DARI PERTEMUAN PENYAIR NUSANTARA VIII PATTANI

Berjumpa dengan Saudara Sehati

Seni Budaya | Minggu, 06 Desember 2015 - 08:30 WIB

Berjumpa dengan Saudara Sehati
Peserta PPN VIII di Prince of Songkhla University, Thailand Selatan.

Napak Tilas Pattani Raya

Selepas acara pembukaan hari pertama, para peserta dibawa menapak tilas Pattani Raya masa lampau. Menuju ke sebuah masjid tua berusia hampir 400 tahun. Namanya Wadi Al-Husein. Dibangun pada tahun 1044 Hijriyah atau 1624 Masehi. Sampai saat ini usia masjid tersebut sudah mencapai sekitar 393 tahun menurut perhitungan hijriyah atau 391 tahun perhitungan masehi.

Baca Juga :Mendikbudristek Apresiasi Pemprov Riau Lakukan Upaya Pelestarian Kebudayaan

Masjid yang unik di Desa Due Lok ini didirikanoleh tokoh ulama masa itu, Wan Husein. Seluruh bahan bangun terbuat dari kayu besi malabar. Tidak sebatang paku pun digunakan untuk penyambung atau perekat bangunan. Seluruh sambungan saling kait-kelindan. Terkunci padat antarsesama kayu. Hebatnya, tidak lapuk dihujan tidak lekang dipanas. Semakin bertambah usia, semakin direndam-radang hujan-panas, justru semakin membuat sambung kait-kelindannya semakin padu-padan.

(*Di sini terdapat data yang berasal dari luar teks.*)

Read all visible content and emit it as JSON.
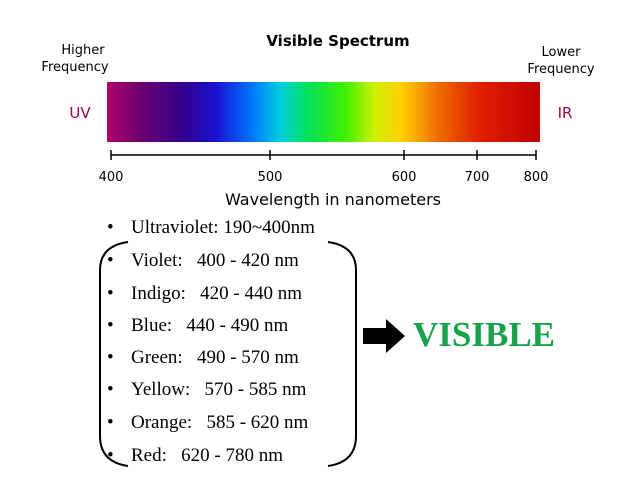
{
  "header": {
    "title": "Visible Spectrum",
    "left_label": [
      "Higher",
      "Frequency"
    ],
    "right_label": [
      "Lower",
      "Frequency"
    ],
    "left_end": "UV",
    "right_end": "IR"
  },
  "axis": {
    "ticks": [
      400,
      500,
      600,
      700,
      800
    ],
    "label": "Wavelength in nanometers"
  },
  "list": [
    "Ultraviolet: 190~400nm",
    "Violet:   400 - 420 nm",
    "Indigo:   420 - 440 nm",
    "Blue:   440 - 490 nm",
    "Green:   490 - 570 nm",
    "Yellow:   570 - 585 nm",
    "Orange:   585 - 620 nm",
    "Red:   620 - 780 nm"
  ],
  "callout": "VISIBLE"
}
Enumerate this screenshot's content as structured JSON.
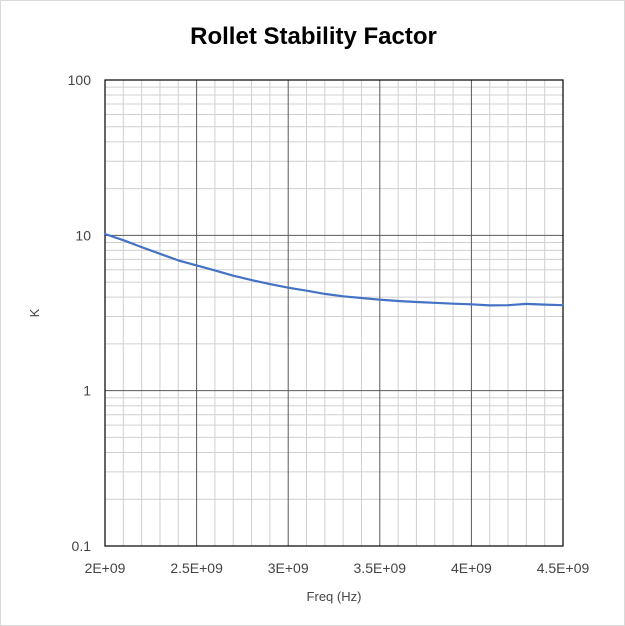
{
  "chart_data": {
    "type": "line",
    "title": "Rollet Stability Factor",
    "xlabel": "Freq (Hz)",
    "ylabel": "K",
    "yscale": "log",
    "xlim": [
      2000000000,
      4500000000
    ],
    "ylim": [
      0.1,
      100
    ],
    "x_ticks": [
      2000000000,
      2500000000,
      3000000000,
      3500000000,
      4000000000,
      4500000000
    ],
    "x_tick_labels": [
      "2E+09",
      "2.5E+09",
      "3E+09",
      "3.5E+09",
      "4E+09",
      "4.5E+09"
    ],
    "y_ticks": [
      0.1,
      1,
      10,
      100
    ],
    "y_tick_labels": [
      "0.1",
      "1",
      "10",
      "100"
    ],
    "grid": true,
    "legend": "none",
    "series": [
      {
        "color": "#4472c4",
        "x": [
          2000000000,
          2100000000,
          2200000000,
          2300000000,
          2400000000,
          2500000000,
          2600000000,
          2700000000,
          2800000000,
          2900000000,
          3000000000,
          3100000000,
          3200000000,
          3300000000,
          3400000000,
          3500000000,
          3600000000,
          3700000000,
          3800000000,
          3900000000,
          4000000000,
          4100000000,
          4200000000,
          4300000000,
          4400000000,
          4500000000
        ],
        "values": [
          10.2,
          9.3,
          8.4,
          7.6,
          6.9,
          6.4,
          5.95,
          5.5,
          5.15,
          4.85,
          4.6,
          4.4,
          4.2,
          4.05,
          3.95,
          3.85,
          3.78,
          3.72,
          3.68,
          3.63,
          3.6,
          3.54,
          3.55,
          3.62,
          3.58,
          3.55
        ]
      }
    ]
  }
}
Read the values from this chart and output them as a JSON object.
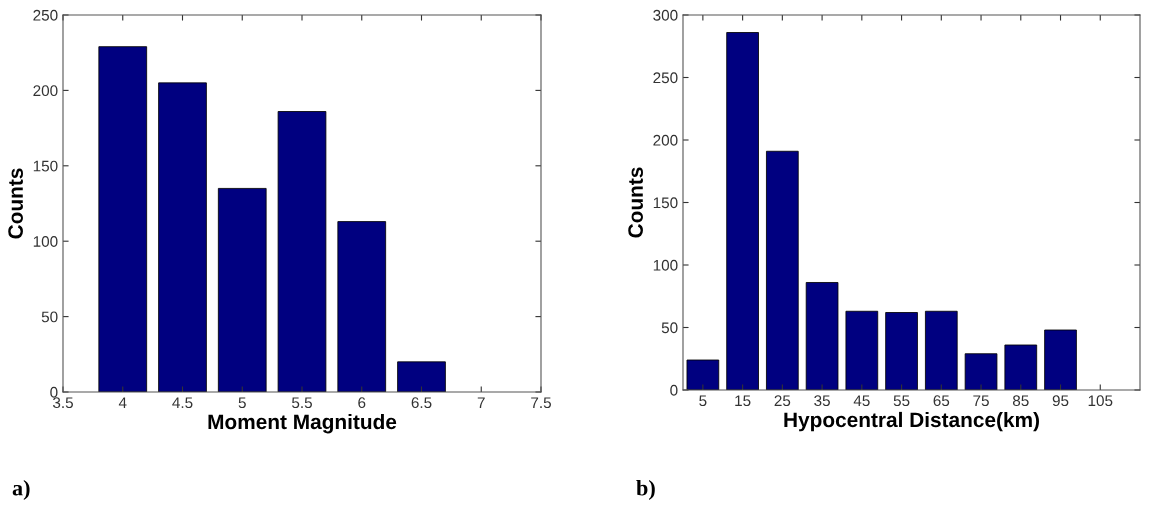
{
  "chart_data": [
    {
      "type": "bar",
      "x": [
        4,
        4.5,
        5,
        5.5,
        6,
        6.5
      ],
      "values": [
        229,
        205,
        135,
        186,
        113,
        20
      ],
      "color": "#000080",
      "xlabel": "Moment Magnitude",
      "ylabel": "Counts",
      "xlim": [
        3.5,
        7.5
      ],
      "xticks": [
        3.5,
        4,
        4.5,
        5,
        5.5,
        6,
        6.5,
        7,
        7.5
      ],
      "ylim": [
        0,
        250
      ],
      "yticks": [
        0,
        50,
        100,
        150,
        200,
        250
      ],
      "annotations": [
        "a)"
      ]
    },
    {
      "type": "bar",
      "x": [
        5,
        15,
        25,
        35,
        45,
        55,
        65,
        75,
        85,
        95
      ],
      "values": [
        24,
        286,
        191,
        86,
        63,
        62,
        63,
        29,
        36,
        48
      ],
      "color": "#000080",
      "xlabel": "Hypocentral Distance(km)",
      "ylabel": "Counts",
      "xlim": [
        0,
        115
      ],
      "xticks": [
        5,
        15,
        25,
        35,
        45,
        55,
        65,
        75,
        85,
        95,
        105
      ],
      "ylim": [
        0,
        300
      ],
      "yticks": [
        0,
        50,
        100,
        150,
        200,
        250,
        300
      ],
      "annotations": [
        "b)"
      ]
    }
  ]
}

Di sini para rombongan PPNVIII, yang ditemani Nik Rakib beserta beberapa dosen dan mahasiswa-mahasiswi Prince of Songkla University, selain melakukan shalat Asyar, diberi kesempatan seluas-luasnya “mendalami masa lalu” Pattani dengan peninggalannya yang sangat terjaga walaupun negeri ini terus-menerus dikecamuki dengan perang. Sekarang pun masih darurat militer. Sebagaimana di tempat-tempat lain, di Pattani Raya, di kawasan ini pun tampak ada militernya lengkap dengan senapannya.

Di sekitar Masjid Wadi Al-Husein tampak masih ada hutan belukar. Di samping masjid ada sungai kecil yang jernih. Tampak beberapa anak sedangkan berenang. Dulu sungai kecil ini digunakan tempat mengambil wudhu. Sekarang tempat sudah dibuat permanen, satu banguan di sii masjid .

“Terasa di kampung-kampung kita. Seperti suasana Kampar dan Rokan,” celetuk Samson Rambah Pasir, penyair Indonesia dari Batam, Kepulauan Riau.

Bedanya mungkin Desa Due Lok ini, sama seperti perkampungan tradisional lainnya di Thailand Selatan, selalu tampak tertib, rapi, dan bersih, jika dibandingkan desa-desa di Indonesia yang kadangp-kadang bangunannya selalu berserakan dan kumuh. Pasar-pasar tradisionalnya juga tampak sama saja. Cuma, lagi-lagi, mereka tidak berserakan. Selalu sedap dipandang.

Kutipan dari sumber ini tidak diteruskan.